Mina Loy a été une femme exceptionnelle avec un destin hors du commun au travers d’époques et de continents particulièrement troubles. Ceci dit, je ne trouve pas que le livre de Mathieu Terence lui rende vraiment justice, et j’ai été jusqu’au bout pour en avoir le cœur net. Savant mélange entre une énumération de faits relatifs à sa vie et chronique rapide de la vie culturelle internationale de l’époque, ce livre n’est ni émouvant, ni informatif. Les plus grands évènements de la vie de Mina, comme la disparition d’Arthur Cravan en mer pour n’en citer qu’un seul, sont traités à la va-vite, en quelques phrases à peine.

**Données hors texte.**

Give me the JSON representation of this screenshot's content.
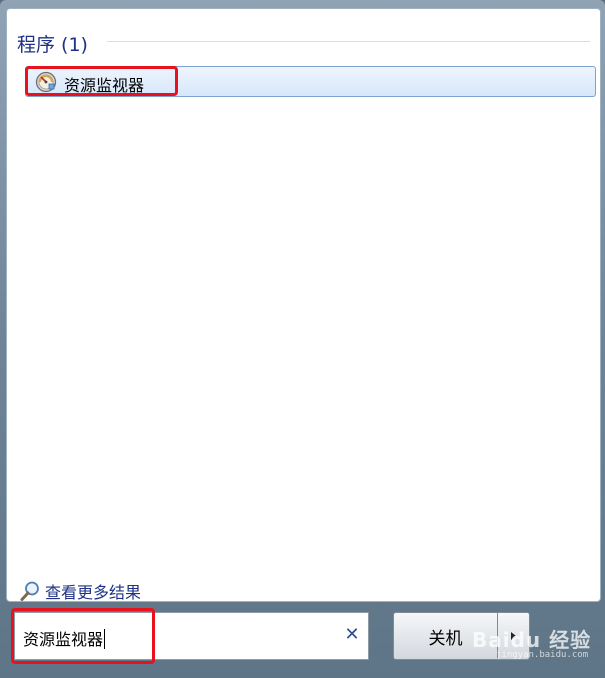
{
  "results": {
    "group_title": "程序 (1)",
    "items": [
      {
        "label": "资源监视器",
        "icon": "resource-monitor-icon"
      }
    ]
  },
  "see_more": {
    "label": "查看更多结果",
    "icon": "search-icon"
  },
  "search": {
    "value": "资源监视器",
    "clear_icon": "close-icon",
    "clear_glyph": "✕"
  },
  "power": {
    "shutdown_label": "关机",
    "arrow_icon": "chevron-right-icon"
  },
  "watermark": {
    "text": "Baidu 经验",
    "sub": "jingyan.baidu.com"
  },
  "colors": {
    "highlight": "#e8121f",
    "header_text": "#1e3287",
    "selected_bg": "#d6e7fb"
  }
}
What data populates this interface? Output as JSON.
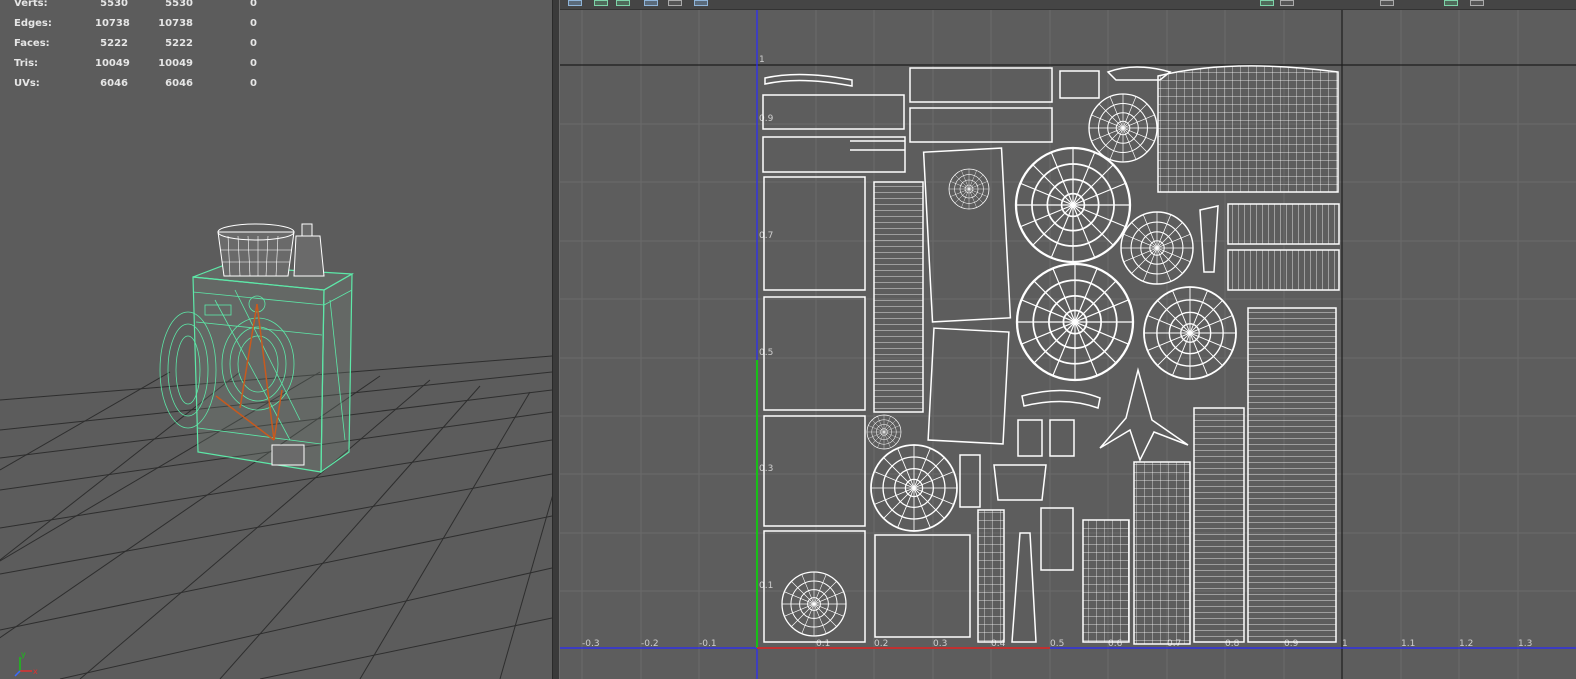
{
  "hud": {
    "rows": [
      {
        "label": "Verts:",
        "v1": "5530",
        "v2": "5530",
        "v3": "0"
      },
      {
        "label": "Edges:",
        "v1": "10738",
        "v2": "10738",
        "v3": "0"
      },
      {
        "label": "Faces:",
        "v1": "5222",
        "v2": "5222",
        "v3": "0"
      },
      {
        "label": "Tris:",
        "v1": "10049",
        "v2": "10049",
        "v3": "0"
      },
      {
        "label": "UVs:",
        "v1": "6046",
        "v2": "6046",
        "v3": "0"
      }
    ]
  },
  "uv_editor": {
    "u_ticks": [
      "-0.3",
      "-0.2",
      "-0.1",
      "0.1",
      "0.2",
      "0.3",
      "0.4",
      "0.5",
      "0.6",
      "0.7",
      "0.8",
      "0.9",
      "1",
      "1.1",
      "1.2",
      "1.3"
    ],
    "v_ticks": [
      "1",
      "0.9",
      "0.7",
      "0.5",
      "0.3",
      "0.1"
    ]
  },
  "axis_gizmo": {
    "x": "x",
    "y": "y"
  },
  "colors": {
    "selection": "#5de8a8",
    "wire": "#ffffff",
    "u_axis": "#2a2aff",
    "v_axis": "#18c018",
    "pivot": "#c85a1e"
  },
  "icons": {
    "toolbar": [
      "uv-select-icon",
      "uv-shell-icon",
      "uv-grid-icon",
      "uv-frame-icon",
      "uv-texture-icon",
      "uv-image-icon"
    ]
  }
}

Or, dans l’exemple cité, il s’agit tout de même du grand amour de sa vie qui disparait à jamais ! Tout est traité rapidement, les voyages, les changements d’activité, les décès, les ruptures, les guerres. Tout finalement, sauf l’inévitable énumération sans fin d’intellectuels artistes de ce temps, dont certains ne nous sont certes pas inconnus (Marcel Duchamp, Joyce, Colette ou Ezra Pound par exemple) tandis que les autres ne nous évoquent absolument rien. Autant j’apprécie qu’un livre m’apprenne des choses, autant je préfère les apprendre directement dans ses pages et ne pas avoir à dégainer Wikipédia à chaque ligne.
En un mot, si j’ai apprécié de découvrir le personnage de Mina Loy, je n’ai pourtant pas accroché avec le style de l’auteur, assez pompeux, très rapide et plus centré sur les idées que sur le personnage en lui-même (et encore, à part son côté indubitablement féministe, je n’ai pas vraiment réussi à cerner les positions idéologiques du personnage). Un roman finalement assez décevant pour un synopsis plutôt prometteur au premier abord.
Parce que Mina Loy avait l’envergure d’une héroïne contemporaine, sa vie tient du roman autant que de la légende. Née dans l’Angleterre victorienne et morte dans l’Amérique des sixties, elle a traversé deux guerres, vécu sur trois continents et dans les plus grandes villes, de New York à Paris en passant par Mexico, frayé sans s’y inscrire avec toutes les écoles de la modernité, du futurisme au féminisme, connu les plus grands génies de son temps, Marcel Duchamp, Djuna Barnes, Joyce, Freud ou encore Picabia. Mariée jeune à un homme pour qui elle était tout mais qui s’appliqua à lui faire croire qu’elle n’était rien, amoureuse folle du poète et boxeur Arthur Cravan qu’elle suivra, en pleine Seconde Guerre mondiale, jusqu’au Mexique où il disparaitra en mer, elle aura quatre enfants dont deux mourront sans qu’elle les ait vraiment connus. Cosmopolite, intrépide, plus cérébrale que frivole et aussi seule que libre, elle fut poète, peintre, intellectuelle et essayiste, aventurière avant tout.
Si Mathieu Terence n’eut rien à inventer pour livrer le portrait de cette femme d’exception, il fallait son talent d’écrivain pour traduire au plus près sa fougue et sa modernité. D’une langue sensible et aiguisée, il déroule le parchemin de sa légende pour nous offrir, non une biographie, mais un récit subtil et haletant dans lequel on avance comme dans un présent sans cesse recommencé. Un destin chaque jour remis en jeu.
Les femmes ne doivent compter que sur elles-mêmes, et commencer par savoir ce qu’elles veulent vraiment. Elle prône un dépucelage systématique à la puberté pour ôter des mentalités la notion de pureté indexée à la virginité. Elle regrette qu’un homme soit estimé pour ses qualités et une femme pour la façon dont elle s’entend à manipuler un homme de qualité.